When he’d done that, she’d replied, “Yeah. Figured Zade didn’t take this weekend too great.”
She said no more and agreed to meet.
High did not want to be there. It was the last place he wanted to be. The first place he wanted to be was at Millie’s waiting for her to come out in her sweater dress.
But their reservation wasn’t until seven.
He had time to do this and he had to do this.
So he was there, doing it.
He watched as Deb walked out, plastic lunch bag in her hand that she undoubtedly packed with carrot sticks, apple slices, and other shit that was good for you.
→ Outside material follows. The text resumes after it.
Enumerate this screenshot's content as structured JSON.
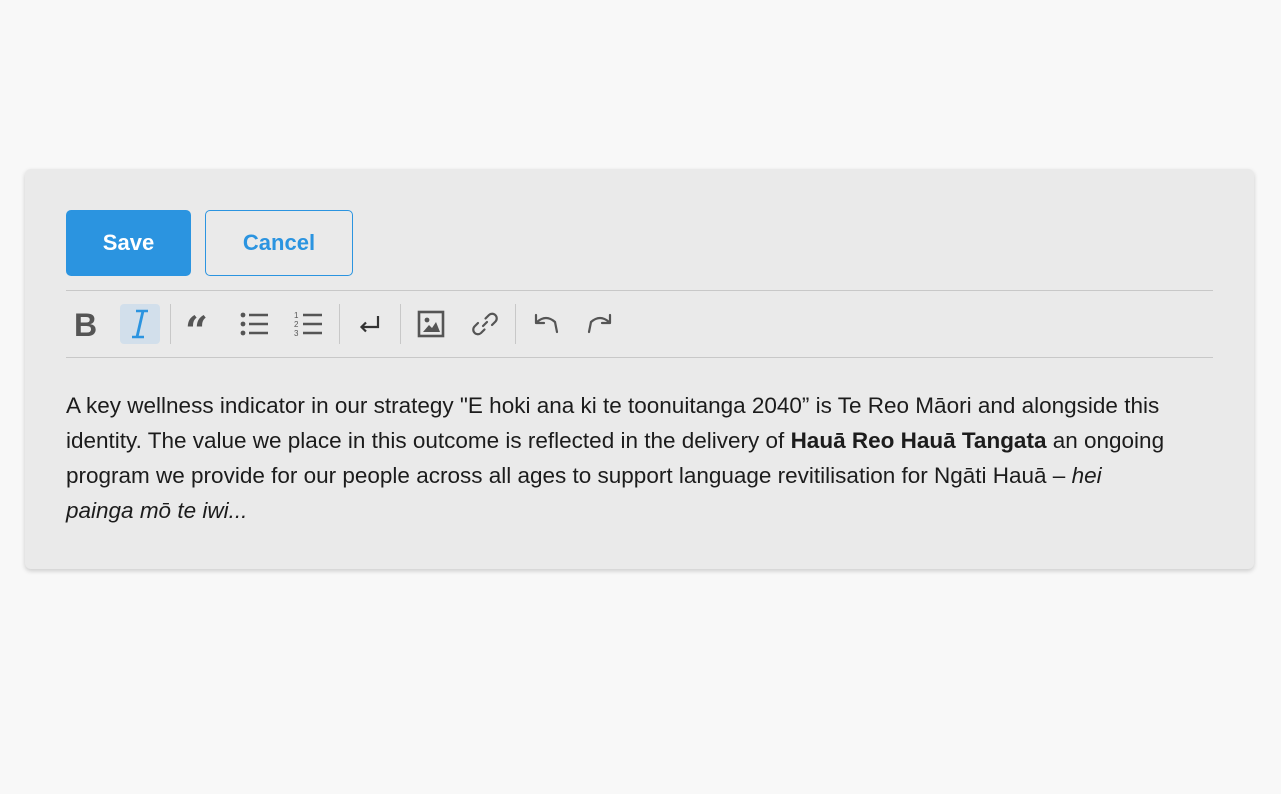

Purse on her shoulder that he knew cost over five hundred dollars because he saw it on the credit card statement—handbags, dying her hair, and buying expensive makeup at department stores the only girl weaknesses she had.
Other than that, she was in jeans, a maroon button-down that had her company’s insignia over the breast pocket, her hair in a ponytail, her face made up like she did it for work: mascara, foundation, some blush, and done.
It’d help if she found a man. Zadie would begin to catch on if his ex also moved on.
He suspected she might go to a bar and hook up.
Other than that, she’d never bother.
“Hey,” she greeted as she got to him at his truck that was parked next to her car.
“Hey,” he replied. “Thanks for the time.”
She nodded.
“Won’t take a lot of it,” he told her. “But gotta share with you that Zadie was not good with meetin’ Millie.”
“I figured that,” she said. “She bitched about it a lot since you took them to pizza at Bonnie Brae.” She threw out a hand. “Sorry. I probably should have warned you about that.”
“She warned me at the time seein’ as she wasn’t pleased about it then and she’s Zadie. She had no problem communicatin’ that. I warned Millie but I didn’t know where she’d take what she was feelin’. Where it took her was pretty much dumpin’ her full Sprite in Millie’s lap even though we hadn’t even ordered dinner at the Spaghetti Factory.”
He watched Deb’s eyes get big and ticked.
“You’re kidding me,” she snapped.
“Wish I was,” he told her. “Consequences of that were we left without dinner. She hid the shit she did the next day and Millie didn’t share what it was. But got it outta her that Zadie said some things to her. Millie canceled plans because she thought the girls could use a break. She was right. I was pushin’ too fast, too soon. But I had a chat with them this mornin’, laid some things out about Millie and my history, and nothin’ sunk in with Zadie. She was a snot to Millie and she was a snot to me.”
Deb tipped her head to the side and asked with mild curiosity, “What’s your history with Millie?”
It struck him then he’d never given her that.